Reynolds v. Sims, 377 U.S. 533; 84 S. Ct. 1362; 11 L. Ed. 2d 506 (1964)

Facts—Taxpayers and voters of Jefferson County, Alabama, challenged the apportionment of the Alabama legislature, the most recent of which was based on the 1900 federal census despite the requirement of the state constitution that the legislature be apportioned decennially. As a result of population growth, Jefferson County and others were alleged to have suffered serious discrimination with respect to the allocation of legislative representation.

Also, there were two plans for apportionment pending. One was a proposed amendment to the state constitution. The other was a statute enacted as standby legislation to take effect if the proposed constitutional amendment should fail of adoption or be declared void by the courts. Neither plan provided for apportionment of either of the houses of the Alabama legislature on a population basis.
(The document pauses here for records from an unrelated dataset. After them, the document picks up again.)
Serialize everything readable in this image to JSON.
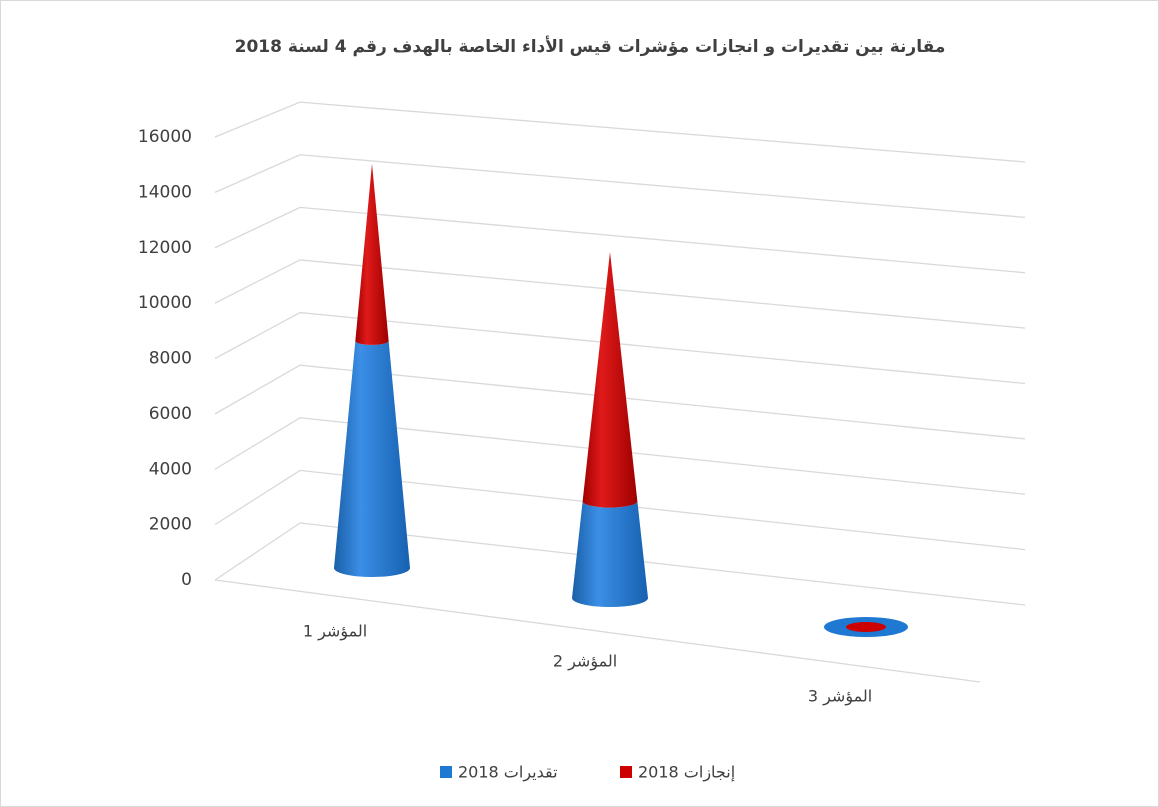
{
  "chart_data": {
    "type": "cone3d",
    "title": "مقارنة بين تقديرات و انجازات مؤشرات قيس الأداء الخاصة بالهدف رقم 4  لسنة 2018",
    "categories": [
      "المؤشر 1",
      "المؤشر 2",
      "المؤشر 3"
    ],
    "series": [
      {
        "name": "تقديرات 2018",
        "color": "#1f78d1",
        "values": [
          8200,
          3500,
          0
        ]
      },
      {
        "name": "إنجازات 2018",
        "color": "#cc0000",
        "values": [
          6400,
          9000,
          0
        ]
      }
    ],
    "stacked": true,
    "ylim": [
      0,
      16000
    ],
    "yticks": [
      0,
      2000,
      4000,
      6000,
      8000,
      10000,
      12000,
      14000,
      16000
    ],
    "grid": true,
    "legend": "bottom"
  }
}
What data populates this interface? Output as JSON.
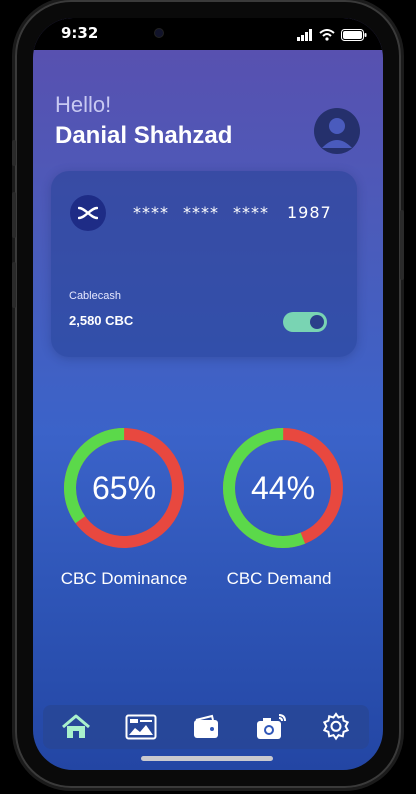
{
  "status_bar": {
    "time": "9:32"
  },
  "header": {
    "greeting": "Hello!",
    "name": "Danial Shahzad"
  },
  "card": {
    "masked_groups": [
      "****",
      "****",
      "****"
    ],
    "last4": "1987",
    "brand": "Cablecash",
    "balance": "2,580 CBC",
    "toggle_on": true
  },
  "gauges": [
    {
      "value_text": "65%",
      "value": 65,
      "label": "CBC Dominance"
    },
    {
      "value_text": "44%",
      "value": 44,
      "label": "CBC Demand"
    }
  ],
  "colors": {
    "gauge_primary": "#5bd94a",
    "gauge_secondary": "#e8483f",
    "toggle": "#79d4b3",
    "tab_active": "#a9f1cc",
    "tab_inactive": "#ffffff"
  },
  "tabs": [
    {
      "icon": "home-icon",
      "active": true
    },
    {
      "icon": "dashboard-icon",
      "active": false
    },
    {
      "icon": "wallet-icon",
      "active": false
    },
    {
      "icon": "camera-icon",
      "active": false
    },
    {
      "icon": "settings-icon",
      "active": false
    }
  ]
}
Question—Does Alabama’s law basing state legislative apportionment on factors other than population violate the equal protection clause of the Fourteenth Amendment?


ReasonsC.J. Warren (8–1). “A predominant consideration in determining whether a state legislative apportionment scheme constitutes an invidious discrimination violative of rights asserted under the equal protection clause is that the rights allegedly impaired are individual and personal in nature. . . .

Legislators represent people, not trees or acres. The right to elect legislators in a free and unimpaired fashion is a bedrock of our political system.

. . . Overweighting and overvaluing the votes of persons living in one place has the certain effect of dilution and undervaluing the votes of those living elsewhere. Full and effective participation by all citizens in state government requires that each citizen have an equally effective voice in the election of members of his state legislature.”

As a basic constitutional standard the equal protection clause requires that the seats in both houses of a bicameral state legislature must be apportioned by population. An individual’s right to vote for state legislators is unconstitutionally impaired when its weight is in a substantial fashion diluted when compared with the votes of citizens living in other parts of the state. This applies to both houses of the legislature.

Attempted reliance on the federal analogy to state legislative apportionment arrangements “appears often to be little more than an after-the-fact rationalization offered in defense of maladjusted state apportionment arrangements.” Apportionment on a population basis requires an honest and good faith effort to set up districts on a practical basis. Mathematical exactness or precision is hardly a workable constitutional requirement.

In a concurring opinion, J. Clark argued that the Court should simply declare that the apportionment scheme in question was an indefensible “crazy quilt,” while J. Stewart pointed to sixty years of legislative inactivity as a cause for action.

In dissent, J. Harlan reiterated his views, expressed in earlier cases, that the Court had gone far beyond the mandate of the Fourteenth Amendment.